Bundespatentgericht:
Beschluss vom 20. April 2009
Aktenzeichen: 15 W (pat) 338/05

(BPatG: Beschluss v. 20.04.2009, Az.: 15 W (pat) 338/05)

Tenor

Das Patent 102 34 539 wird widerrufen.

Gründe

I.

Auf die am 30. Juli 2002 beim Deutschen Patentund Markenamt unter dem Aktenzeichen 102 34 539.2 eingereichte Patentanmeldung ist ein Patent mit der Bezeichnung "Kolben mit einem offen vergossenen Kühlkanal-Ringträger und Verfahren zu seiner Herstellung " erteilt worden. Veröffentlichungstag der Patenterteilung in Form der DE 102 34 539 B4 ist der 24. Februar 2005.

Das Patent umfasst in seiner erteilten Fassung 3 Ansprüche, die folgenden Wortlaut haben:

"1. Verfahren zur Herstellung eines Kolbens (1) mit einem Kühlkanal (8), wobei ein Bauteil (7) den Kühlkanal (8) nach dem Gießen des Kolbens (1) bildet, dadurch gekennzeichnet, daß zumindest eine Öffnung (13; 14) des Bauteiles (7) vor dem Gießen des Kolbens (1) mit zumindest einer Pinole (10) einer Gießform verbunden ist, wobei über die Pinole (10) und die Gießform eine Entlüftung des Bauteiles (7) erfolgt.

2.

Kolben (1) hergestellt nach Anspruch 1, dadurch gekennzeichnet, daß das Bauteil (7) ein Kühlkanalrohr (12) oder ein Kühlkanalblech (16) ist.

3.

Kolben (1) hergestellt nach Anspruch 2, dadurch gekennzeichnet, daß das Kühlkanalblech (16) mit einem Ringträger (15) eine Baueinheit bildet."

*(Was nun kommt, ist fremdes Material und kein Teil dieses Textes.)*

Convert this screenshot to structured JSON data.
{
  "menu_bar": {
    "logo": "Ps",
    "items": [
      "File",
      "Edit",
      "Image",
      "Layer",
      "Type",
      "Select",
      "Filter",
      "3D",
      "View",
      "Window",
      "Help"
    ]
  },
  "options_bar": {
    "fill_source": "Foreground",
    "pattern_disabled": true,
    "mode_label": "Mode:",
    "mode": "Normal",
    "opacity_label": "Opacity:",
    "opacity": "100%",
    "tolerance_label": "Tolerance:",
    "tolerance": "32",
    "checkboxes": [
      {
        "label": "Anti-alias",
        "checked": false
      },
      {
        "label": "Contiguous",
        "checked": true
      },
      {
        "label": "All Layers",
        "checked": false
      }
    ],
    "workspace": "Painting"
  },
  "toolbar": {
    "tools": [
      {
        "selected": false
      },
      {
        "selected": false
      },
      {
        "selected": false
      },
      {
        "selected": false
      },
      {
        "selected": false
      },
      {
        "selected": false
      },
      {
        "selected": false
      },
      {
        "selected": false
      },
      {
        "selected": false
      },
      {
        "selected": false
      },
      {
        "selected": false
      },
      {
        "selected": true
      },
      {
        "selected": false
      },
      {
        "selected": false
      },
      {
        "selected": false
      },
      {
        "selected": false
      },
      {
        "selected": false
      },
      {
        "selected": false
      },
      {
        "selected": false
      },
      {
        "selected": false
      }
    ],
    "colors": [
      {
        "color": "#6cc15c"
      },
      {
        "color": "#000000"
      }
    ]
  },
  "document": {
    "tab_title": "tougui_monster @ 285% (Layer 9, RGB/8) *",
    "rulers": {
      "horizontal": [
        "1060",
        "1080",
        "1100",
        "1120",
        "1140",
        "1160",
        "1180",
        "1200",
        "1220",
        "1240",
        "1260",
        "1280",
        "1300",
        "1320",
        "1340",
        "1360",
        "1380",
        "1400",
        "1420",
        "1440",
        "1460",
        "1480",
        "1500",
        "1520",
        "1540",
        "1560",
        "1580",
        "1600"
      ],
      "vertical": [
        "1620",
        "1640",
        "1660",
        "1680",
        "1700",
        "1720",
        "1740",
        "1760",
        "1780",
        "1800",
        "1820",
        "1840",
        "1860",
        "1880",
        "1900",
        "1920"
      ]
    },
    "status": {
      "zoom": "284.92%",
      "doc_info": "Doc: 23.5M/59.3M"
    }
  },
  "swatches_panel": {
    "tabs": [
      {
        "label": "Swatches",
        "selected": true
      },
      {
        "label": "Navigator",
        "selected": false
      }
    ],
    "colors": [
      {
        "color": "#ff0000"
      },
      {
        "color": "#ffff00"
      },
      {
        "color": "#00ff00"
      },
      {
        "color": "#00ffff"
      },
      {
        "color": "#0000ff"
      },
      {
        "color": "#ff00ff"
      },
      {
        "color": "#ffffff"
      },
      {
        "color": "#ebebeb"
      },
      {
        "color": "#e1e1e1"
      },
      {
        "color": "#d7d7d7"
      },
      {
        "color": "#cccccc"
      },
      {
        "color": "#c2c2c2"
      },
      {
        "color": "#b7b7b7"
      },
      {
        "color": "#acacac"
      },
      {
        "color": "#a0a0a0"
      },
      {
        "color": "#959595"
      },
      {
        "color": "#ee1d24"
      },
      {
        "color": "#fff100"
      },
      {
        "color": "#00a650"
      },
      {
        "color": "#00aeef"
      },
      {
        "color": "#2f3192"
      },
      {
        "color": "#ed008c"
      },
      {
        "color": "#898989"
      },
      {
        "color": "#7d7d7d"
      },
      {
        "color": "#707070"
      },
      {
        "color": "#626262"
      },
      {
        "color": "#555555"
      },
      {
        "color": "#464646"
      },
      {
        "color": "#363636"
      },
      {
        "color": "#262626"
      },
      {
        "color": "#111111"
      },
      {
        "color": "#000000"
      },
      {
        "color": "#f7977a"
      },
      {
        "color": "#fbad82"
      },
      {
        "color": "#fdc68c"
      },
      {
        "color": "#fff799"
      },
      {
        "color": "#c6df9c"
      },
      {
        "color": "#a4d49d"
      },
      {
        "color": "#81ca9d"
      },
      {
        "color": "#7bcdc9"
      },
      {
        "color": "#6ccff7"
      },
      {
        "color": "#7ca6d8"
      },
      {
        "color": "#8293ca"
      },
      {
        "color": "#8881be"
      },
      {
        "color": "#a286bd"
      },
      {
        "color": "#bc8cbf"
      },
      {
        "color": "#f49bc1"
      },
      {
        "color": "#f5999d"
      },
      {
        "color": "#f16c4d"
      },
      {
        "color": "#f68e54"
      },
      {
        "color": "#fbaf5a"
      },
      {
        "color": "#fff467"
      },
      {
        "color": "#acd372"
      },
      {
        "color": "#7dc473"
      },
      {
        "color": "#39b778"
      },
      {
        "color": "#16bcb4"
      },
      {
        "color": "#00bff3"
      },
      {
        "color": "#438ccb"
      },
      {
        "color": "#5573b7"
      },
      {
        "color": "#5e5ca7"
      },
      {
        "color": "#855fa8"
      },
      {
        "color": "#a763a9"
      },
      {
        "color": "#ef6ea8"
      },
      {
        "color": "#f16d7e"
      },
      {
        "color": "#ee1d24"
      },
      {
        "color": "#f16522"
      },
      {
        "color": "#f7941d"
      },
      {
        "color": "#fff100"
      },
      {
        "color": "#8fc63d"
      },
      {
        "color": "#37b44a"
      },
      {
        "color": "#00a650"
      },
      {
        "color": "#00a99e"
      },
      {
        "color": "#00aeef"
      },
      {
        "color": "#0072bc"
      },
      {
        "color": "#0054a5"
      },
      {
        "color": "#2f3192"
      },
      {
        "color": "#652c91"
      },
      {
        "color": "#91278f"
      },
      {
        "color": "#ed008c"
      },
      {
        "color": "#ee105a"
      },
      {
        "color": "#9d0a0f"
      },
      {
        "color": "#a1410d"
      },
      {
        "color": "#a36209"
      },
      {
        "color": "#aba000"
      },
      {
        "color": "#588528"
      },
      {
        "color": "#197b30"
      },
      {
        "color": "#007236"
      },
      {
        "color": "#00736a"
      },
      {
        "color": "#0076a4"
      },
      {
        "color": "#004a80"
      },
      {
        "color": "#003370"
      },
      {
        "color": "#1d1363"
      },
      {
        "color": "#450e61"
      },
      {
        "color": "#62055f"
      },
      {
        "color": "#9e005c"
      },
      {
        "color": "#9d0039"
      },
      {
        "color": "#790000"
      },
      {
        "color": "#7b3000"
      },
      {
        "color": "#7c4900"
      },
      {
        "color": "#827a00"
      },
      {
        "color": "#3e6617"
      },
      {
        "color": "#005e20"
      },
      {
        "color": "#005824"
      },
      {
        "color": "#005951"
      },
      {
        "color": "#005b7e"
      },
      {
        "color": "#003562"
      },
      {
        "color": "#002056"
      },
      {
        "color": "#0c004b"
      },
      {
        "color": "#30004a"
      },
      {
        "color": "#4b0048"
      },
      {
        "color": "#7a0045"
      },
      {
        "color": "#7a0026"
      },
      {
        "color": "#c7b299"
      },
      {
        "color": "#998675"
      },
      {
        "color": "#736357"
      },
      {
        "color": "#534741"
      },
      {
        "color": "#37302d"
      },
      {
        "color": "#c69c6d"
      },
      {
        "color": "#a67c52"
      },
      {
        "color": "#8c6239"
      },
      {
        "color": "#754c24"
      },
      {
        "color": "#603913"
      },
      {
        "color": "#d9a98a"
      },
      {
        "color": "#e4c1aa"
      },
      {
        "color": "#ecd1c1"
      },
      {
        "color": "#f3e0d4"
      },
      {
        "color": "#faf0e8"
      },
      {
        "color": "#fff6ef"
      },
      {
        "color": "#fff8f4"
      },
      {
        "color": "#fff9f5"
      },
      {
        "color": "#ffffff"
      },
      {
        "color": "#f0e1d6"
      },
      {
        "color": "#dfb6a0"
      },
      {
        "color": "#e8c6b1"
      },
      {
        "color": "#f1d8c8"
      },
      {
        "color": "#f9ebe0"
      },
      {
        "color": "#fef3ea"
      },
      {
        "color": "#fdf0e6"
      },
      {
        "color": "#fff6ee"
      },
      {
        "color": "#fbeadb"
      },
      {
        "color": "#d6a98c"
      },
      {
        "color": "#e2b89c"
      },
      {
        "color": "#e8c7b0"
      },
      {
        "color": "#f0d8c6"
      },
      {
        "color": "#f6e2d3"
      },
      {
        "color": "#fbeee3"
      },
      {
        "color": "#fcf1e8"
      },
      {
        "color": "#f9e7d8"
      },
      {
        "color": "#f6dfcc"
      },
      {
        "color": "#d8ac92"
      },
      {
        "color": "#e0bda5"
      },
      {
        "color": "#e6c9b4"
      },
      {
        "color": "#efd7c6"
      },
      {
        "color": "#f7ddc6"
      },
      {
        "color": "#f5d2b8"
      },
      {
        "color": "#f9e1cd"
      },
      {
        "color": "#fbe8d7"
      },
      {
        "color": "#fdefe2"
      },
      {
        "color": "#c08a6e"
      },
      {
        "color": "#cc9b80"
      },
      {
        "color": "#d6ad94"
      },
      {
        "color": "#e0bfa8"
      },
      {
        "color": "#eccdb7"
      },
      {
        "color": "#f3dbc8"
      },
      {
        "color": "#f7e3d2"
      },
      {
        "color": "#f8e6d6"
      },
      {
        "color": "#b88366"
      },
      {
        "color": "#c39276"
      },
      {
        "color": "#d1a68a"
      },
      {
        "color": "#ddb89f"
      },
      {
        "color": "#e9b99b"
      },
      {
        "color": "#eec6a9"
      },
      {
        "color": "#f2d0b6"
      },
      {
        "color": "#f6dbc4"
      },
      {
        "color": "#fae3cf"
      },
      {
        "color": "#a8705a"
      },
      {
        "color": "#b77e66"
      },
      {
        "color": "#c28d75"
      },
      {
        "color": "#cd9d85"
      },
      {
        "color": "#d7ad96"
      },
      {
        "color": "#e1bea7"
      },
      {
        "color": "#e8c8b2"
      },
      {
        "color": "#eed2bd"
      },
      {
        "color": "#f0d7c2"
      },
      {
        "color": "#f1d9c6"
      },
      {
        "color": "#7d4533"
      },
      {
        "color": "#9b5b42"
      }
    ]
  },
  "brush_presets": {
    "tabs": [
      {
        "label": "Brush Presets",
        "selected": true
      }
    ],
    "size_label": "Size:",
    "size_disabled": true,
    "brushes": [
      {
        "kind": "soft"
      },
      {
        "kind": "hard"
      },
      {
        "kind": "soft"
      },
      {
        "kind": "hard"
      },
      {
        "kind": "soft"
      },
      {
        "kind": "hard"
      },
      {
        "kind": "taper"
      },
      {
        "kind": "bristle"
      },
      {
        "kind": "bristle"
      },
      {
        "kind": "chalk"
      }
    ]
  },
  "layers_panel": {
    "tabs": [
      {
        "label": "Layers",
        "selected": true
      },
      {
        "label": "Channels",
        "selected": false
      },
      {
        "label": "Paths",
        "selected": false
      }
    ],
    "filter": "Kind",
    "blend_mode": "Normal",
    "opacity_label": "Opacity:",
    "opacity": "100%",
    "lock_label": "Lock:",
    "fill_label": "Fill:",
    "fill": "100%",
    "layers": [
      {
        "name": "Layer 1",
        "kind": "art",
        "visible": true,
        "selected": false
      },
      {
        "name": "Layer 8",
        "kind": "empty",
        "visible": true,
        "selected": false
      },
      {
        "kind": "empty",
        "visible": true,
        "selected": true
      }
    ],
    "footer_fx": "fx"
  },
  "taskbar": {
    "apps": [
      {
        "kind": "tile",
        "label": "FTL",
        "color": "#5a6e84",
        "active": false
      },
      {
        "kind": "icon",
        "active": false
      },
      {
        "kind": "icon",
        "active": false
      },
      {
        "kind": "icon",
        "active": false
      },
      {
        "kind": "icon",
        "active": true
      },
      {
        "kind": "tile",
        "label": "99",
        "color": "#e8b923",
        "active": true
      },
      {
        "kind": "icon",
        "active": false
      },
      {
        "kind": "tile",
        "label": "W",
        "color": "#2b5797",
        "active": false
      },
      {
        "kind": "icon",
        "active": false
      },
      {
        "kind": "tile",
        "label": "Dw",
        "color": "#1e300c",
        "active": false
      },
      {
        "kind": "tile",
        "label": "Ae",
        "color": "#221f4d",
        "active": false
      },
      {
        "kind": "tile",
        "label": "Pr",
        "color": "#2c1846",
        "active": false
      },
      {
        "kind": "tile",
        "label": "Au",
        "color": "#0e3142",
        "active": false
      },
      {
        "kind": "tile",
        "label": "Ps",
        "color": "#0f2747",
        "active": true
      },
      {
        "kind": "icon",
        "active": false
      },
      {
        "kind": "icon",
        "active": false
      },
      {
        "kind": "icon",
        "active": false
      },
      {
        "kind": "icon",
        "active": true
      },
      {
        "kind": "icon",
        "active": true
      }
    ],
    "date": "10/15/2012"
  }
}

Gegen die Erteilung des Patents hat die M... GmbH am 20. Mai 2005 Einspruch eingelegt.

Bei ihrer Begründung stützt sich die Einsprechende auf folgenden druckschriftlichen Stand der Technik:

D1 DE10015709A1 D2 DE10100955A1 D3 DE10036481A1 D4 JP10184450A D5 DE-AS 10 97 210 D6 US4907545 Ferner sieht die Einsprechende alle im Anmeldeverfahren angegebenen Entgegenhaltungen auch als im Einspruchsverfahren befindlich an.

In der mündlichen Verhandlung überreicht der Vertreter der Patentinhaberin neue Patentansprüche 1 bis 3 als Hilfsantrag. Diese Patentansprüche haben folgenden Wortlaut:

"1. Verfahren zur Herstellung eines Kolbens (1) mit einem Kühlkanal (8), wobei ein Bauteil (7) den Kühlkanal (8) nach dem Gießen des Kolbens (1) bildet, dadurch gekennzeichnet, daß zumindest eine Öffnung (13; 14) des Bauteiles (7) vor dem Gießen des Kolbens (1) mit zumindest einer Pinole (10) einer Gießform verbunden ist, wobei über die Pinole (10) und die Gießform eine Entlüftung des Bauteiles (7) zur Außenumgebung erfolgt.

2.

Kolben (1) hergestellt nach Anspruch 1, dadurch gekennzeichnet, daß das Bauteil (7) ein Kühlkanalrohr (12) oder ein Kühlkanalblech (16) ist.

3.

Kolben (1) hergestellt nach Anspruch 2, dadurch gekennzeichnet, daß das Kühlkanalblech (16) mit einem Ringträger (15) eine Baueinheit bildet."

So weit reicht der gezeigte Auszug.